Today's global organizations need to implement a data warehousing solution to centrally store and make sense of customer, sales and analytics data housed in various disparate systems. With the wide spread adoption of computing within the enterprise, the rate at which information is being created has grown exponentially.
Bill Inmon defines a data warehouse as "A subject-oriented, integrated, time-variant and non-volatile collection of data in support of management's decision making process."
You can use a data warehouse to analyze a particular subject area. For example, sales can be a particular subject. It integrates data from multiple data sources and thus standardizes the structure and attributes this information to be analyzed in a common format. Business intelligence (BI) is the art of analyzing information in a data warehouse to identify trends and make intelligent decisions.
Data warehouses are typically used to store historical data. In most transactional systems it makes sense to keep only the current or the most relevant data due to database performance reasons.
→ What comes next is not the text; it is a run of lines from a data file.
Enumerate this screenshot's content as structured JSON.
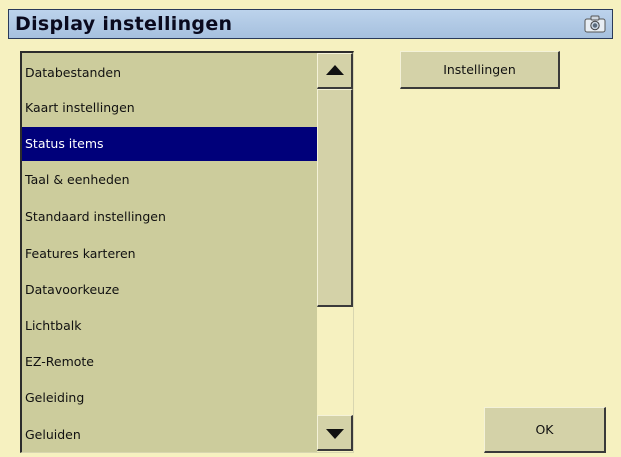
{
  "window": {
    "title": "Display instellingen"
  },
  "list": {
    "items": [
      {
        "label": "Databestanden",
        "selected": false
      },
      {
        "label": "Kaart instellingen",
        "selected": false
      },
      {
        "label": "Status items",
        "selected": true
      },
      {
        "label": "Taal & eenheden",
        "selected": false
      },
      {
        "label": "Standaard instellingen",
        "selected": false
      },
      {
        "label": "Features karteren",
        "selected": false
      },
      {
        "label": "Datavoorkeuze",
        "selected": false
      },
      {
        "label": "Lichtbalk",
        "selected": false
      },
      {
        "label": "EZ-Remote",
        "selected": false
      },
      {
        "label": "Geleiding",
        "selected": false
      },
      {
        "label": "Geluiden",
        "selected": false
      }
    ]
  },
  "buttons": {
    "settings_label": "Instellingen",
    "ok_label": "OK"
  },
  "icons": {
    "title_icon": "camera-icon",
    "scroll_up": "arrow-up-icon",
    "scroll_down": "arrow-down-icon"
  },
  "colors": {
    "background": "#f6f1c0",
    "list_background": "#cccc9c",
    "selection": "#00007a",
    "titlebar": "#b2c9e6"
  }
}
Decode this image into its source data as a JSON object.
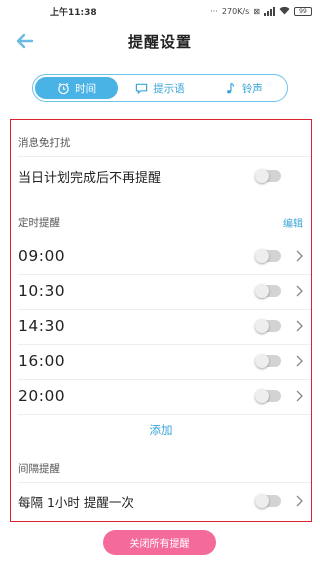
{
  "status_bar": {
    "time": "上午11:38",
    "speed": "270K/s",
    "battery": "99"
  },
  "header": {
    "title": "提醒设置"
  },
  "tabs": [
    {
      "label": "时间",
      "icon": "alarm-clock-icon",
      "active": true
    },
    {
      "label": "提示语",
      "icon": "message-icon",
      "active": false
    },
    {
      "label": "铃声",
      "icon": "music-note-icon",
      "active": false
    }
  ],
  "dnd": {
    "section_label": "消息免打扰",
    "item_label": "当日计划完成后不再提醒",
    "enabled": false
  },
  "timed": {
    "section_label": "定时提醒",
    "edit_label": "编辑",
    "add_label": "添加",
    "items": [
      {
        "time": "09:00",
        "enabled": false
      },
      {
        "time": "10:30",
        "enabled": false
      },
      {
        "time": "14:30",
        "enabled": false
      },
      {
        "time": "16:00",
        "enabled": false
      },
      {
        "time": "20:00",
        "enabled": false
      }
    ]
  },
  "interval": {
    "section_label": "间隔提醒",
    "item_label": "每隔 1小时 提醒一次",
    "enabled": false
  },
  "footer": {
    "close_all_label": "关闭所有提醒"
  },
  "colors": {
    "accent": "#4ab3e6",
    "close_button": "#f46a9b",
    "highlight_border": "#d9232d"
  }
}
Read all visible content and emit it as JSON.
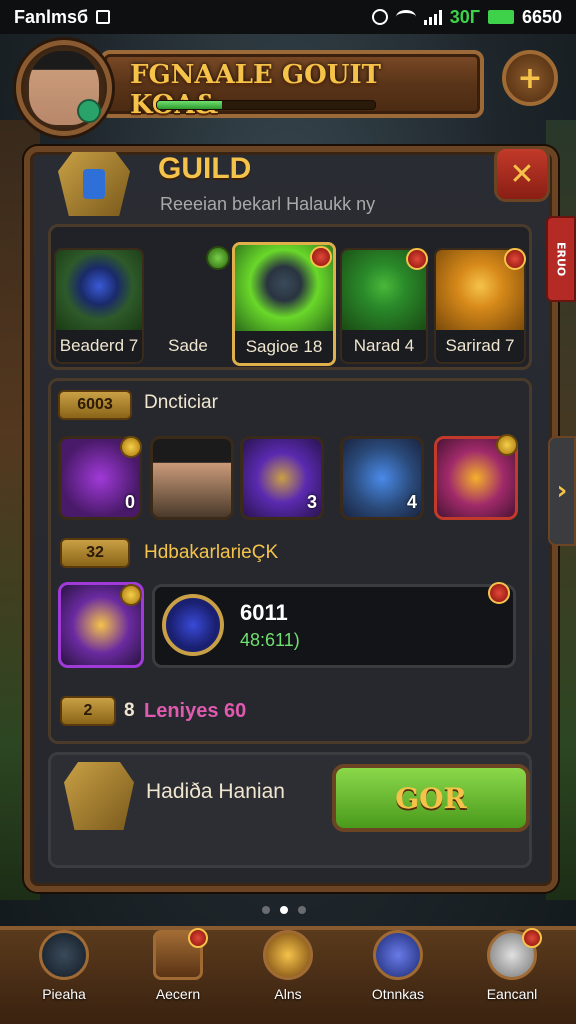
{
  "status_bar": {
    "left_text": "Fanlmsб",
    "battery_text": "30Г",
    "right_text": "6650"
  },
  "header": {
    "title": "FGNAALE GOUIT KOA&",
    "progress_fraction": 0.3,
    "add_glyph": "+"
  },
  "guild": {
    "title": "GUILD",
    "subtitle": "Reeeian bekarl Halaukk ny",
    "close_glyph": "✕",
    "side_tab_text": "ERUO"
  },
  "top_items": [
    {
      "label": "Beaderd 7",
      "color": "#2e5a2a",
      "gem": "#3a5ad8"
    },
    {
      "label": "Sade",
      "color": "none",
      "gem": "none"
    },
    {
      "label": "Sagioe 18",
      "color": "#6ad82a",
      "gem": "#3a4a5a"
    },
    {
      "label": "Narad 4",
      "color": "#2a6a2a",
      "gem": "#2a8a2a"
    },
    {
      "label": "Sarirad 7",
      "color": "#d88a1a",
      "gem": "#f5b02a"
    }
  ],
  "middle": {
    "tag1": "6003",
    "label1": "Dncticiar",
    "gems": [
      {
        "count": "0",
        "color": "#6a2aa0"
      },
      {
        "count": "",
        "color": "#4a3a2a"
      },
      {
        "count": "3",
        "color": "#5a2ab0"
      },
      {
        "count": "4",
        "color": "#2a4a7a"
      },
      {
        "count": "",
        "color": "#a02a6a"
      }
    ],
    "tag2": "32",
    "label2": "HdbakarlarieÇK",
    "reward_value": "6011",
    "reward_sub": "48:611)",
    "tag3": "2",
    "label3_number": "8",
    "label3": "Leniyes 60"
  },
  "bottom": {
    "name": "Hadiða Hanian",
    "go_label": "GOR"
  },
  "nav": [
    {
      "label": "Pieaha"
    },
    {
      "label": "Aecern"
    },
    {
      "label": "Alns"
    },
    {
      "label": "Otnnkas"
    },
    {
      "label": "Eancanl"
    }
  ]
}
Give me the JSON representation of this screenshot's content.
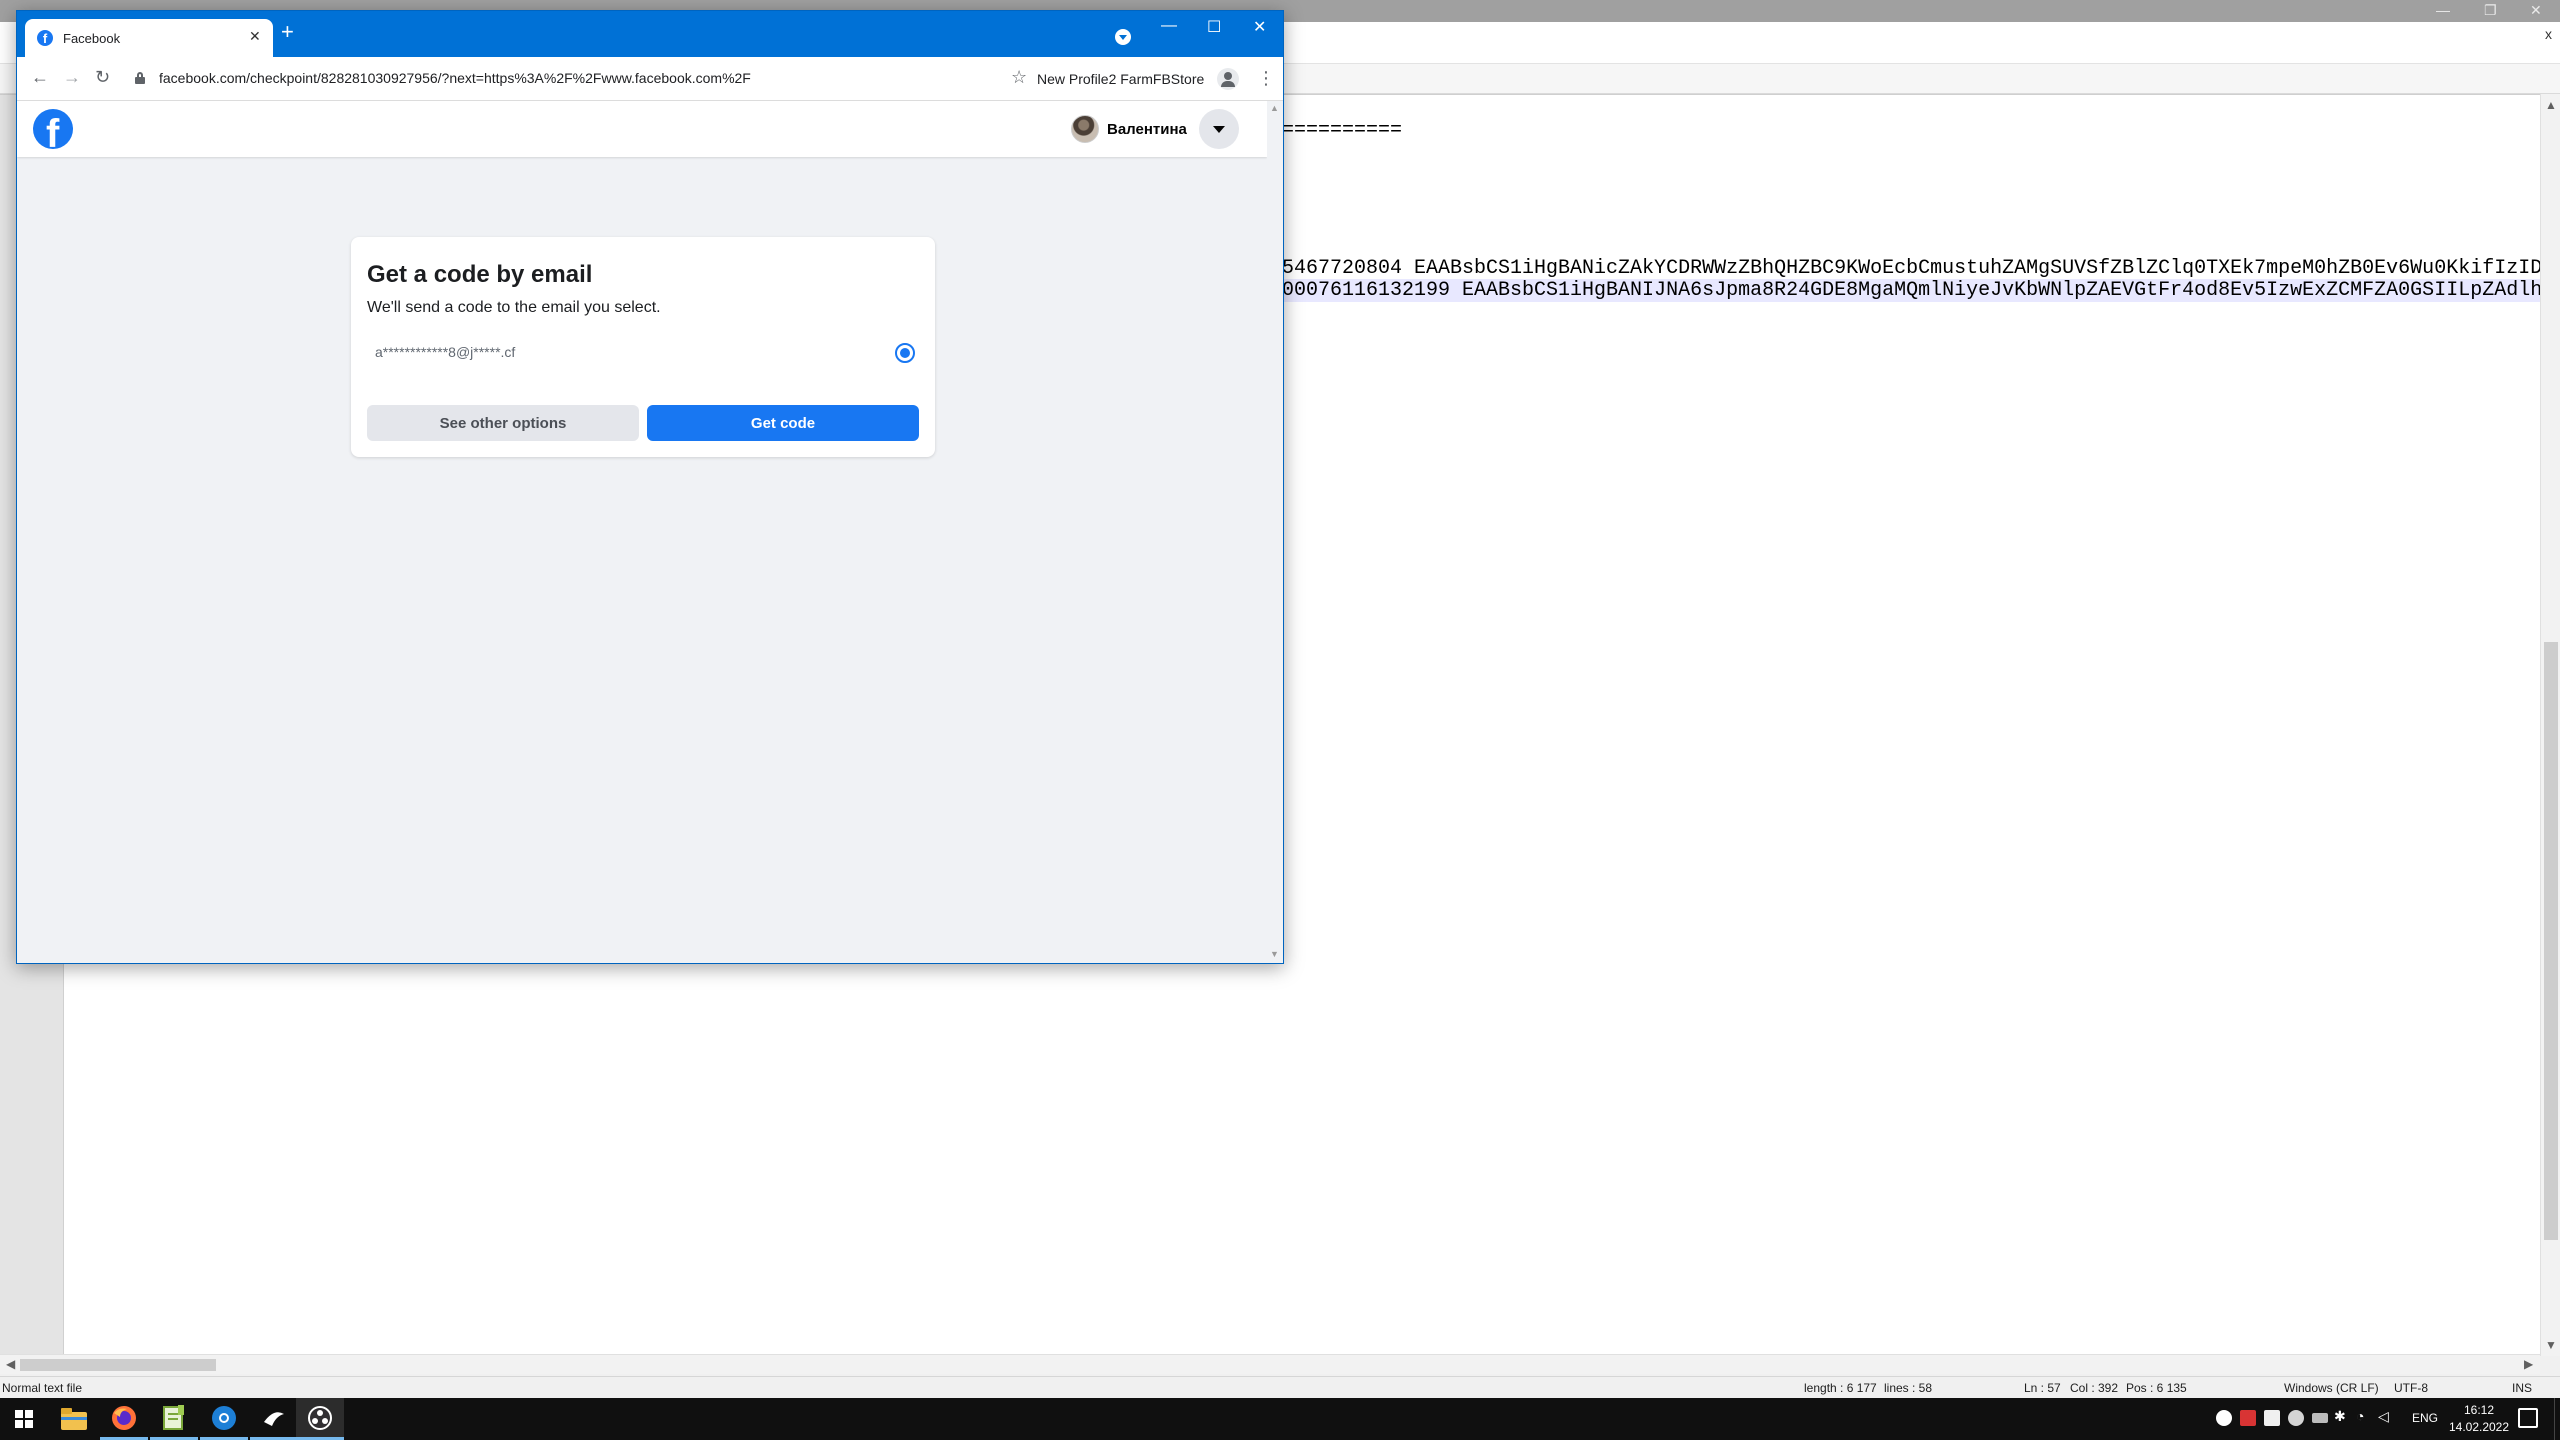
{
  "notepad": {
    "code_separator": "==========",
    "code_line_1": "5467720804 EAABsbCS1iHgBANicZAkYCDRWWzZBhQHZBC9KWoEcbCmustuhZAMgSUVSfZBlZClq0TXEk7mpeM0hZB0Ev6Wu0KkifIzID",
    "code_line_2": "00076116132199 EAABsbCS1iHgBANIJNA6sJpma8R24GDE8MgaMQmlNiyeJvKbWNlpZAEVGtFr4od8Ev5IzwExZCMFZA0GSIILpZAdlh",
    "doc_close": "x",
    "status": {
      "file_type": "Normal text file",
      "length": "length : 6 177",
      "lines": "lines : 58",
      "ln": "Ln : 57",
      "col": "Col : 392",
      "pos": "Pos : 6 135",
      "eol": "Windows (CR LF)",
      "encoding": "UTF-8",
      "mode": "INS"
    }
  },
  "browser": {
    "tab_title": "Facebook",
    "tab_close": "✕",
    "new_tab": "+",
    "url": "facebook.com/checkpoint/828281030927956/?next=https%3A%2F%2Fwww.facebook.com%2F",
    "bookmark_label": "New Profile2 FarmFBStore",
    "icons": {
      "back": "←",
      "forward": "→",
      "reload": "↻",
      "star": "☆",
      "menu": "⋮",
      "minimize": "—",
      "maximize": "☐",
      "close": "✕"
    }
  },
  "facebook": {
    "logo_letter": "f",
    "username": "Валентина",
    "card": {
      "title": "Get a code by email",
      "subtitle": "We'll send a code to the email you select.",
      "email_option": "a************8@j*****.cf",
      "secondary_button": "See other options",
      "primary_button": "Get code"
    },
    "brand_color": "#1877f2"
  },
  "taskbar": {
    "language": "ENG",
    "time": "16:12",
    "date": "14.02.2022",
    "apps": [
      "start",
      "file-explorer",
      "firefox",
      "notepad-plus-plus",
      "browser",
      "app",
      "obs"
    ]
  }
}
You should never alter the historical data to maintain its integrity.
Data warehouse is an important asset for organizations to maintain efficiency, profitability and gain competitive advantage. Organizations collect data through many touch points - Online, Call Center, Sales Leads, Inventory Management. The data collected has different degrees of value and business relevance. As data is created, it has to be managed through a well-defined Data Life Cycle Process.
OLTP databases are where operational data is stored. OLTP databases can reside in transactional applications such as Enterprise Resource Management (ERP), Customer Relationship Management (CRM), Supply Chain and Point of Sale systems. These OLTP databases are designed for transaction speed and accuracy.
Metadata helps maintain the sanctity and accuracy of data entering into the data lifecycle process. It helps ensure that data is in the right format and relevant. The data cleansing process will go a lot quicker if you do a good job with the metadata to begin with.
Before data enters the data warehouse, the Extraction, Transformation and Loading (ETL) process ensures that the data passes the data quality threshold. ETLs are also responsible for running scheduled tasks that extract data from OLTPs.
The data warehouse repository is the database that stores active data of business value for an organization. The data warehouse modeling design is optimized for data analysis. There are variants of data warehouses - data marts and ODS. Data marts are not physically any different from data warehouses. Think of a data mart as a smaller data warehouse that focuses on a particular department instead of the entire company.
Data warehouses act as a repository for historical data and not always efficient for providing up-to-date analysis. This is where Operational Data Stores (ODS) come in. ODS are used to hold recent data before migration to the Data Warehouse and thus you can tap into them to analyze information that is not in the OLTP but happened recently.
The last and most critical pieces are the front-end applications that business users use to interact with data stored in the repositories. Data Mining is the discovery of useful patterns in data to help with prediction analysis and classification. It helps answer questions such as "What is the likelihood that a customer will migrate to a competitor?"
Online Analytical Processing (OLAP) is used to analyze historical data and slice the business information. Reporting tools are used to keep track of key performance indicators (KPI).
Data Visualization tools are used to display data from the data repository. Often data visualization is combined with Data Mining and OLAP tools. Data Visualization can allow you to manipulate data to show relevancy and patterns.
A data warehouse implementation enables your team to have easy access to information required to identify trends and gain a better understanding about the environment that your business operates in.
Data warehouses also increase the consistency of the data and allow it to be checked over and over to determine how relevant it is. Because most data warehouses are integrated, you can pull data from many different areas of your business, for instance human resources, finance, IT and accounting.